You're the president of your school. You decide to plan a field trip to a zoo in another state. Your Principal warns you that it's too far away, and that the buses won't make it back to school before the end of the day. You don't take his advice. Halfway back from the trip, it's dark outside and the bus runs out of gas. You also forgot about feeding the students for dinner. You wished you had planned better and took your Principal's advice.

In our everyday lives, seeking the opinions of others can help you make a more well-rounded decision that benefits more than one person, but may take away some of you original intentions. Decisions that include more than one person sometimes require a leader to think this way. If people were to go about thinking only of their own opinions, then we would have a selfish world. By looking for others' opinions, we are humbling ourselves and looking at the greater good. Searching for multiple opinions can help someone make a better choice.

As you may know, everyone in this world thinks a little differently on any given subject. No one person can make a perfect decision for the rest of his/her peers. In 2019, a study by Willits University was taken across the country that asked many average Americans what kind of pizza they would exclusively eat for the rest of their lives. According to the data, 20% of Americans said they would eat pepperoni, 10% would eat Meat Lover's, 15% would eat vegetable pizza, 30% would eat cheese, and 25% said they would eat Hawaiian. If one person were to decide the type of pizza everyone else were to eat for the rest of their lives, then at least 70% of people would not get their preferred pizza. It's just not possible to make a decision that benefits everyone using only their own resources. Preferences of others are unclear to just one person. When we look for others' opinions, we find a way to possibly make a lot more people get the outcome they want.

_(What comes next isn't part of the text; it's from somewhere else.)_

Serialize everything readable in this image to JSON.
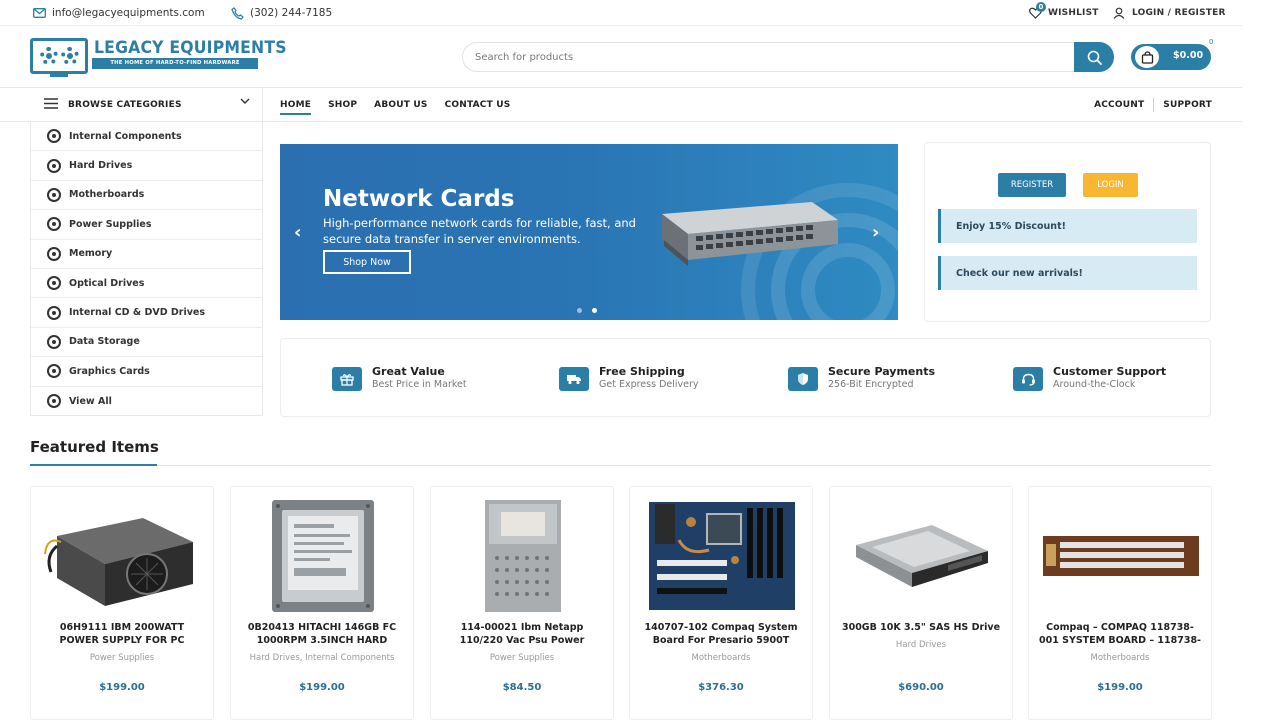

Additionally, looking at the past and present of our government and most businesses, leaders have many advisers to help them make the best outcome decision. Most leaders that hold high positions are powerful, and can make decisions that take thousands, if not millions of dollars. Leaders, like the President, need to make smart decisions that don't lead to negative consequences. Because of this, the President has cabinet members, which act like advisers for him. They help him decide which government organizations and projects to fund, and which not to fund. Generic_Name, one of the President's cabinet members says, "The President has to look at the big picture; he needs to work and find the needs and opinions of the people to solve problems." Leaders have to find an overall decision that benefits many people at once. Government funded public services are built around providing service that benefits many people. In fact, our entire government's structure is designed to shoot down any single-opinion behavior from any one of the three branches of our government by the checks and balances system. If the President's budget plan isn't supportive of a 'need' that congress thinks it is missing, they don't approve it. When leaders seek multiple opinions, they make a choice that supports large amounts of people, not just themself.

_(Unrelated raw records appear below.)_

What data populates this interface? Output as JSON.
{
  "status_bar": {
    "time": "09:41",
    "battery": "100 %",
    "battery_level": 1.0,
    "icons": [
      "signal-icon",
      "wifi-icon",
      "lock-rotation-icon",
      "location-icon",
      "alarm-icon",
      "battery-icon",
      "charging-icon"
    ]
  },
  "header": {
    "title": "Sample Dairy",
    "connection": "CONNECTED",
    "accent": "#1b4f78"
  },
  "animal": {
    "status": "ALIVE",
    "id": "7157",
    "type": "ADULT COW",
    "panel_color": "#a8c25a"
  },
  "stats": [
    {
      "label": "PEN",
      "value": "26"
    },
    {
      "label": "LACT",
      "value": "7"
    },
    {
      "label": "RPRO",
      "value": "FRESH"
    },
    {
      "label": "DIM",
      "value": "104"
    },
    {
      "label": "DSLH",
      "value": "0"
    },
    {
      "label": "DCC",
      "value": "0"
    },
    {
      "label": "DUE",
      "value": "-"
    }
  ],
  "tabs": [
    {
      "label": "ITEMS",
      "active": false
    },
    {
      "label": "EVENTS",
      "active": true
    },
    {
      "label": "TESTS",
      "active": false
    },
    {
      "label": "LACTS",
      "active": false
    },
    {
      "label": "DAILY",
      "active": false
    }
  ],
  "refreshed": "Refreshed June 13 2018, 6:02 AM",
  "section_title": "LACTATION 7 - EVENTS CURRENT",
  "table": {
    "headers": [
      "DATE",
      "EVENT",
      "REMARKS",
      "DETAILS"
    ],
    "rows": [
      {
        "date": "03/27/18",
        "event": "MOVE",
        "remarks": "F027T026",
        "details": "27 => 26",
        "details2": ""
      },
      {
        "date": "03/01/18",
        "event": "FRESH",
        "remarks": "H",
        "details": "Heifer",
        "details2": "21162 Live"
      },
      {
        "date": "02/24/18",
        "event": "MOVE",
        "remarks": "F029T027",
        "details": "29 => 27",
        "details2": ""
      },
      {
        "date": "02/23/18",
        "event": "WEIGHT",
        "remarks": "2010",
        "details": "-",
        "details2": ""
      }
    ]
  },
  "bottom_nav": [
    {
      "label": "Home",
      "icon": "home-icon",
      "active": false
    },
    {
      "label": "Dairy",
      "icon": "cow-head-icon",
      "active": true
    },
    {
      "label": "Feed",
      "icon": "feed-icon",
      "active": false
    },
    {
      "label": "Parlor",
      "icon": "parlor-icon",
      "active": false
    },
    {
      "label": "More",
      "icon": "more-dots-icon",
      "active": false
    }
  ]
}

Similarly, the strategy of seeking multiple opinions relates to experimentation in science. When taking an experiment, multiple trials are done to eliminate errors and find an average in the data. The individual opinions of others are all slightly different, just like the individual values in data collecting. In decision making there is an outcome decision that is the average of everyone's individual opinions, and in data collection, the result is the average of all the values recorded in the experiment. Generic_Name, a professor in the field of psychology once said in an article, "Because the two [decision making and data collection] are so similar, each individual opinion is like a data point, so any opinion that is off from the others could be considered as an 'error'. When we try to make an average outcome decision, we are essentially eliminating errors, just like in data collection." In psychology, survey and test data is something that psychologists deal with all the time. By eliminating 'errors' and averaging everyone's opinions together, we get a more accurate outcome.

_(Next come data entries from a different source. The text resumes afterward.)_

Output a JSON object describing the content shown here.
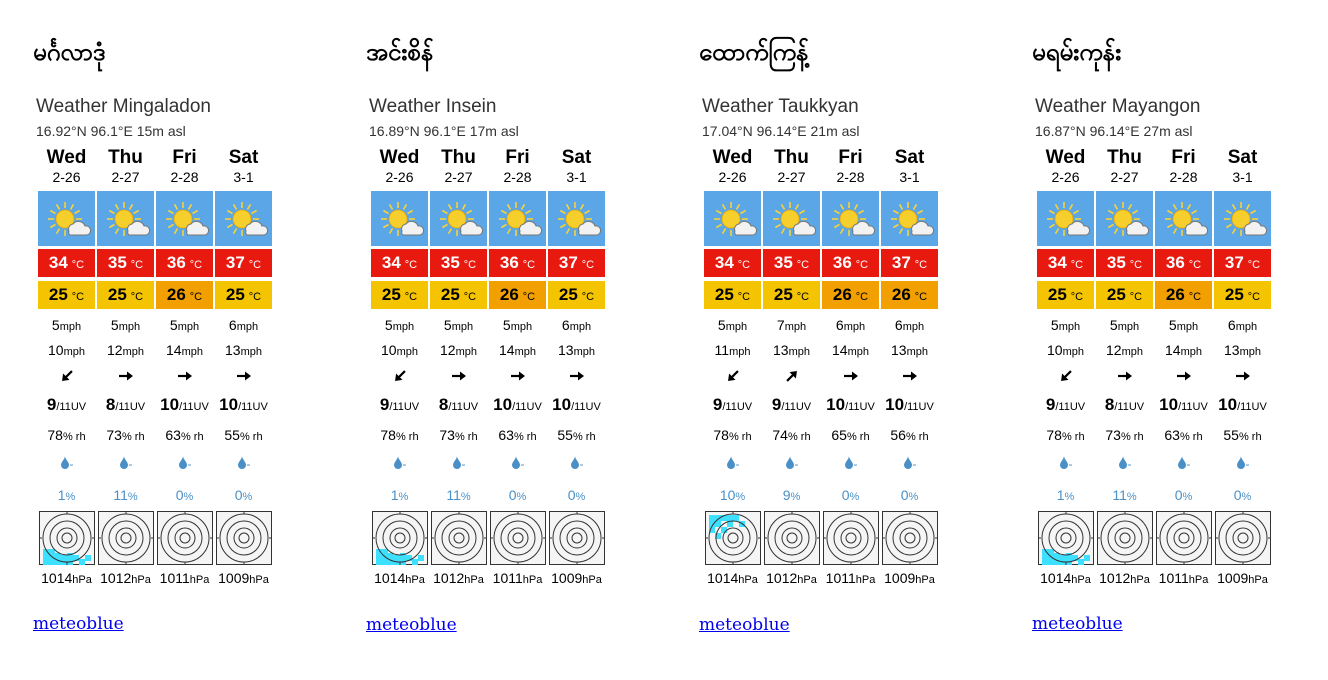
{
  "units": {
    "temp": "°C",
    "wind": "mph",
    "uv": "/11UV",
    "rh": "% rh",
    "precip_dash": "-",
    "percent": "%",
    "pressure": "hPa"
  },
  "link_label": "meteoblue",
  "colors": {
    "sky": "#5aa6e6",
    "max_temp_bg": "#e8190f",
    "min_temp_yellow": "#f5c400",
    "min_temp_orange": "#f2a000",
    "precip": "#4a90c6"
  },
  "panels": [
    {
      "burmese": "မင်္ဂလာဒုံ",
      "title": "Weather Mingaladon",
      "coords": "16.92°N 96.1°E 15m asl",
      "days": [
        {
          "day": "Wed",
          "date": "2-26",
          "max": "34",
          "min": "25",
          "min_color": "yellow",
          "wind": "5",
          "gust": "10",
          "dir": "sw",
          "uv": "9",
          "rh": "78",
          "prob": "1",
          "radar": "sw",
          "pressure": "1014"
        },
        {
          "day": "Thu",
          "date": "2-27",
          "max": "35",
          "min": "25",
          "min_color": "yellow",
          "wind": "5",
          "gust": "12",
          "dir": "e",
          "uv": "8",
          "rh": "73",
          "prob": "11",
          "radar": "none",
          "pressure": "1012"
        },
        {
          "day": "Fri",
          "date": "2-28",
          "max": "36",
          "min": "26",
          "min_color": "orange",
          "wind": "5",
          "gust": "14",
          "dir": "e",
          "uv": "10",
          "rh": "63",
          "prob": "0",
          "radar": "none",
          "pressure": "1011"
        },
        {
          "day": "Sat",
          "date": "3-1",
          "max": "37",
          "min": "25",
          "min_color": "yellow",
          "wind": "6",
          "gust": "13",
          "dir": "e",
          "uv": "10",
          "rh": "55",
          "prob": "0",
          "radar": "none",
          "pressure": "1009"
        }
      ]
    },
    {
      "burmese": "အင်းစိန်",
      "title": "Weather Insein",
      "coords": "16.89°N 96.1°E 17m asl",
      "days": [
        {
          "day": "Wed",
          "date": "2-26",
          "max": "34",
          "min": "25",
          "min_color": "yellow",
          "wind": "5",
          "gust": "10",
          "dir": "sw",
          "uv": "9",
          "rh": "78",
          "prob": "1",
          "radar": "sw",
          "pressure": "1014"
        },
        {
          "day": "Thu",
          "date": "2-27",
          "max": "35",
          "min": "25",
          "min_color": "yellow",
          "wind": "5",
          "gust": "12",
          "dir": "e",
          "uv": "8",
          "rh": "73",
          "prob": "11",
          "radar": "none",
          "pressure": "1012"
        },
        {
          "day": "Fri",
          "date": "2-28",
          "max": "36",
          "min": "26",
          "min_color": "orange",
          "wind": "5",
          "gust": "14",
          "dir": "e",
          "uv": "10",
          "rh": "63",
          "prob": "0",
          "radar": "none",
          "pressure": "1011"
        },
        {
          "day": "Sat",
          "date": "3-1",
          "max": "37",
          "min": "25",
          "min_color": "yellow",
          "wind": "6",
          "gust": "13",
          "dir": "e",
          "uv": "10",
          "rh": "55",
          "prob": "0",
          "radar": "none",
          "pressure": "1009"
        }
      ]
    },
    {
      "burmese": "ထောက်ကြန့်",
      "title": "Weather Taukkyan",
      "coords": "17.04°N 96.14°E 21m asl",
      "days": [
        {
          "day": "Wed",
          "date": "2-26",
          "max": "34",
          "min": "25",
          "min_color": "yellow",
          "wind": "5",
          "gust": "11",
          "dir": "sw",
          "uv": "9",
          "rh": "78",
          "prob": "10",
          "radar": "nw",
          "pressure": "1014"
        },
        {
          "day": "Thu",
          "date": "2-27",
          "max": "35",
          "min": "25",
          "min_color": "yellow",
          "wind": "7",
          "gust": "13",
          "dir": "ne",
          "uv": "9",
          "rh": "74",
          "prob": "9",
          "radar": "none",
          "pressure": "1012"
        },
        {
          "day": "Fri",
          "date": "2-28",
          "max": "36",
          "min": "26",
          "min_color": "orange",
          "wind": "6",
          "gust": "14",
          "dir": "e",
          "uv": "10",
          "rh": "65",
          "prob": "0",
          "radar": "none",
          "pressure": "1011"
        },
        {
          "day": "Sat",
          "date": "3-1",
          "max": "37",
          "min": "26",
          "min_color": "orange",
          "wind": "6",
          "gust": "13",
          "dir": "e",
          "uv": "10",
          "rh": "56",
          "prob": "0",
          "radar": "none",
          "pressure": "1009"
        }
      ]
    },
    {
      "burmese": "မရမ်းကုန်း",
      "title": "Weather Mayangon",
      "coords": "16.87°N 96.14°E 27m asl",
      "days": [
        {
          "day": "Wed",
          "date": "2-26",
          "max": "34",
          "min": "25",
          "min_color": "yellow",
          "wind": "5",
          "gust": "10",
          "dir": "sw",
          "uv": "9",
          "rh": "78",
          "prob": "1",
          "radar": "sw",
          "pressure": "1014"
        },
        {
          "day": "Thu",
          "date": "2-27",
          "max": "35",
          "min": "25",
          "min_color": "yellow",
          "wind": "5",
          "gust": "12",
          "dir": "e",
          "uv": "8",
          "rh": "73",
          "prob": "11",
          "radar": "none",
          "pressure": "1012"
        },
        {
          "day": "Fri",
          "date": "2-28",
          "max": "36",
          "min": "26",
          "min_color": "orange",
          "wind": "5",
          "gust": "14",
          "dir": "e",
          "uv": "10",
          "rh": "63",
          "prob": "0",
          "radar": "none",
          "pressure": "1011"
        },
        {
          "day": "Sat",
          "date": "3-1",
          "max": "37",
          "min": "25",
          "min_color": "yellow",
          "wind": "6",
          "gust": "13",
          "dir": "e",
          "uv": "10",
          "rh": "55",
          "prob": "0",
          "radar": "none",
          "pressure": "1009"
        }
      ]
    }
  ]
}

To sum everything up, a better decision is made by seeking multiple opinions from others. By doing this, we are looking at the big picture and are more likely to come up with an overall outcome that benefits everyone

. Nobody has the exact same opinion, so nobody can make decisions for everyone else. Leaders of businesses and even the government, like the President, have advisers. The strategy of making an overall opinion even relates to accurate data collection in science. No matter what, the decision almost always has to be a compromise. If we were to go about in our lives only planning by ourselves and thinking selfishly--you may as well be stuck in that bus with no fuel on the side of the highway in the middle of the night.